The site is said to have had a lake about 3.5 billion years ago. Carbonates have helped to form hardy, fossil-like structures that can survive for billions of years, such as seashells and stromatolites and coral. Stromatolites are rocks formed from microbial life along seashores billions of years ago. Stromatolite-like structures have been observed on Mars, and their existence in the Jezero Crater makes the site desirable for study. Carbonate minerals are formed as a reaction of carbon dioxide and water, an observation that could further hint how the planet transformed from its seas and lakes to its current cold desert. Their formation is a series of subtle reactions over a long time, enabling scientists to identify when Mars dried up its water.

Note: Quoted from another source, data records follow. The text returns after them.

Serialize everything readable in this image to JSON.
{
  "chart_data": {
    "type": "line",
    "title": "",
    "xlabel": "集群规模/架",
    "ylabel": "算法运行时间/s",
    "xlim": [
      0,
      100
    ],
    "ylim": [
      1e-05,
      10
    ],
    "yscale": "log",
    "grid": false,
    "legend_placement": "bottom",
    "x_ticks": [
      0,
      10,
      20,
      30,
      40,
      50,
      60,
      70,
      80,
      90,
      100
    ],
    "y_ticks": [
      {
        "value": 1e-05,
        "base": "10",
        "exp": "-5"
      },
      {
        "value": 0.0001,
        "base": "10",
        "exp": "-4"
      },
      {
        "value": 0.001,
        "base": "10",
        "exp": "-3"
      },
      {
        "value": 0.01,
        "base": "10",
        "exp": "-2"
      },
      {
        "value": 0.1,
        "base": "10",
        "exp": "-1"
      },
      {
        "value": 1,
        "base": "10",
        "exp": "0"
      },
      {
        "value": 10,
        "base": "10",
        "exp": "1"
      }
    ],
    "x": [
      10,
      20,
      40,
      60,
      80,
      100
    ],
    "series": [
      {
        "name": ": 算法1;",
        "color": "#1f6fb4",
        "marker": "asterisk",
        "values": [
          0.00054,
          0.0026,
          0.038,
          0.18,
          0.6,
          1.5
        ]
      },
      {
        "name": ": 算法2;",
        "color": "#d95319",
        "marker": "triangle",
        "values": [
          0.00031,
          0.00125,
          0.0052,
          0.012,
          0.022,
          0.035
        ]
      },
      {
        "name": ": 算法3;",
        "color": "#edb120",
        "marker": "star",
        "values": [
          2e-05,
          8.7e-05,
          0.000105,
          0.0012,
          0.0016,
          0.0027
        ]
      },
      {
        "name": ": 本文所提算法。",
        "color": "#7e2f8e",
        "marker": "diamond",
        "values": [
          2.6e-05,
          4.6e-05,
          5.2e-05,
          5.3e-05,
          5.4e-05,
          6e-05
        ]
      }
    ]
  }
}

The Mars 2020 mission aims to expand the discoveries of NASA’s Curiosity, which is already studying the Martian surface. Curiosity had previously found signs of microbial life on Mars formed billions of years ago, results which the Mars 2020 rover aims to build on with a new set of equipment to search for signs of actual life on Mars. The rover will also take samples of rocks on the Red Planet for further experimentation on earth. The samples will be stored in metal tubes and will be flown to Earth on future missions.

The Jezero Crater measured 45 kilometers wide and was once a river delta of an ancient river, as seen in photographs taken by NASA’s Mars Reconnaissance Orbiter. The Compact Reconnaissance Imaging Spectrometer for Mars (CRISM) on the orbiter has been producing colorful images of the area, showing the ring of carbonates on the crater. The pictures were featured in the paper authored by Briony Horgan from Purdue University in Indiana. According to Brian, the CRISM had spotted the carbonates many years back and that they expect to encounter more such carbonate deposits throughout the mission.

The 2020 rover, within its two-year tenure, is expected to search both the delta and the floor of the crater, possibly reaching the rim and the carbonates within, according to Horgan. Ken Williford, Deputy Project Scientist at Jet Propulsion Laboratory, said that the carbonates are an excellent conservative of records of ancient life, making the site a vital point of research.